Intel AMX Vector Dialect

The Intel Advanced Matrix Extensions (AMX) provides a tile matrix multiply unit (TMUL), a tile control register (TILECFG), and eight tile registers TMM0 through TMM7 (TILEDATA). I am wrapping up an AMX vector dialect that bridges the semantic gap between MLIR concepts such as 2-d vectors and memrefs and the lower level details of Intel AMX. When lowered to LLVM, configuration set up is automatically taken care of by the backend.

Something like

  %0 = amx.tilezero : vector<8x8xi8>
  amx.tilestore %arg0[%c0, %c0], %0 : memref<?x?xi8>, vector<8x8xi8>

will map to something like this

        vxorps  zmm0, zmm0, zmm0
        vmovups zmmword ptr [rsp - 64], zmm0
        mov     byte ptr [rsp - 64], 1
        mov     byte ptr [rsp - 16], 8
        mov     word ptr [rsp - 48], 8
        ldtilecfg       [rsp - 64]
        mov     ax, 8
        tilezero        tmm0
        mov     ecx, 8
        tilestored      [rsi + rcx], tmm0
        tilerelease
        vzeroupper
        ret

Expect a PR with some sample integration tests (running on an emulator) soon.

6 Likes

Great! Power to the vectors :slight_smile:

1 Like

That looks promising, thanks @aartbik :slight_smile:

1 Like

This is looking good - thanks! Narrow question: why do you have vmovups instead of vmovaps? In this case, we’d prefer to align memrefs at 64-byte boundaries (vector<8x8xi8> elt types). So you should get aligned load/stores. Wouldn’t there be a reasonable penalty for unaligned ones for AMX unlike for Haswell, Skylake-X, etc.?

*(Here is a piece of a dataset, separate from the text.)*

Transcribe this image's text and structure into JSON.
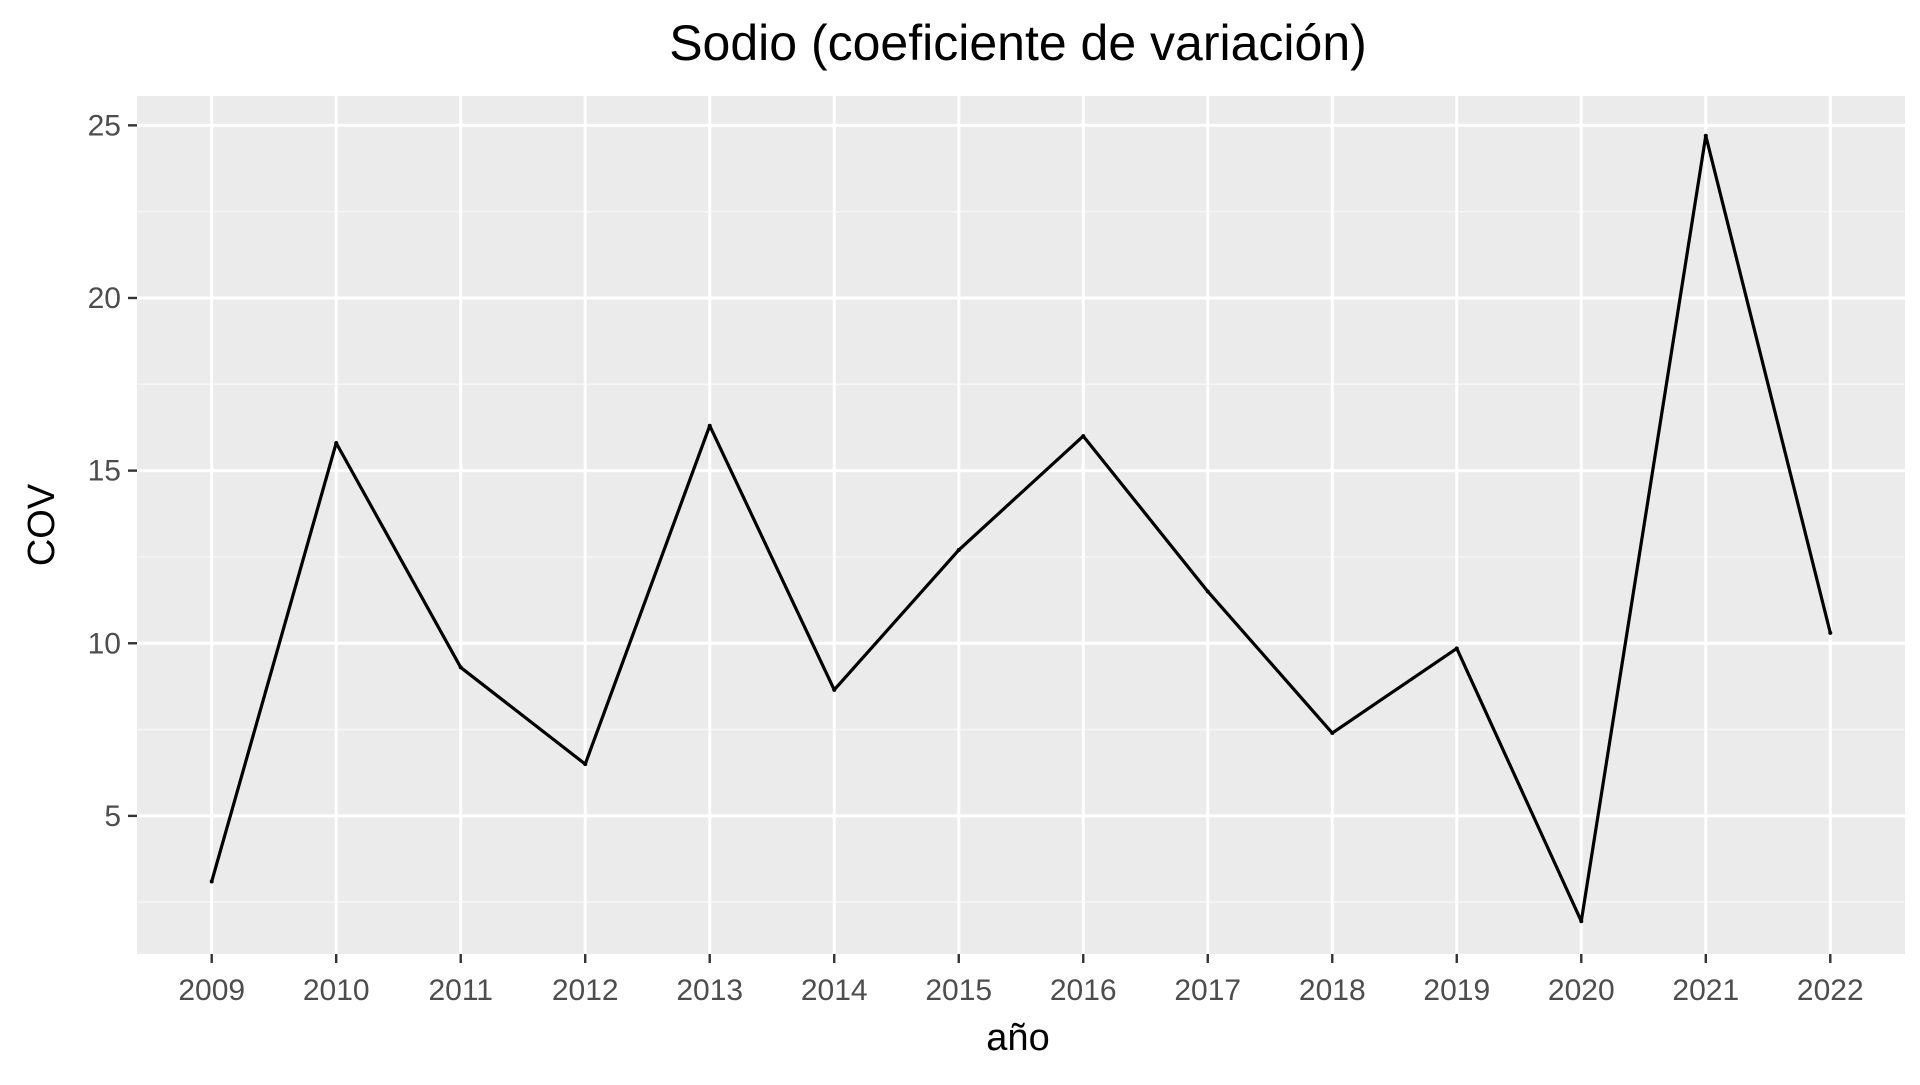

Note that the vmovups above prepares an initial zero value for the tile configuration on the stack for subsequent use by ldtilecfg (and is generated by the LLVM backend). The unaligned version is probably due to assumptions on stack alignment?

The 2-d vector, in this example, is written to by tilestored.

The AMX Vector Dialect is now ready for review. It is a rather large drop, so below is a brief description. Everything seems to work, including three full integration tests (running on a Sapphire Rapids emulator), but the documentation around AMX and its intrinsics is sometimes a bit “sparse” so please let me know if you encounter issues. It tried to make this a nice demonstration of the power of MLIR’s progressive lowering from pleasant high-level VV abstractions into efficient, but much more detailed low-level HWV code.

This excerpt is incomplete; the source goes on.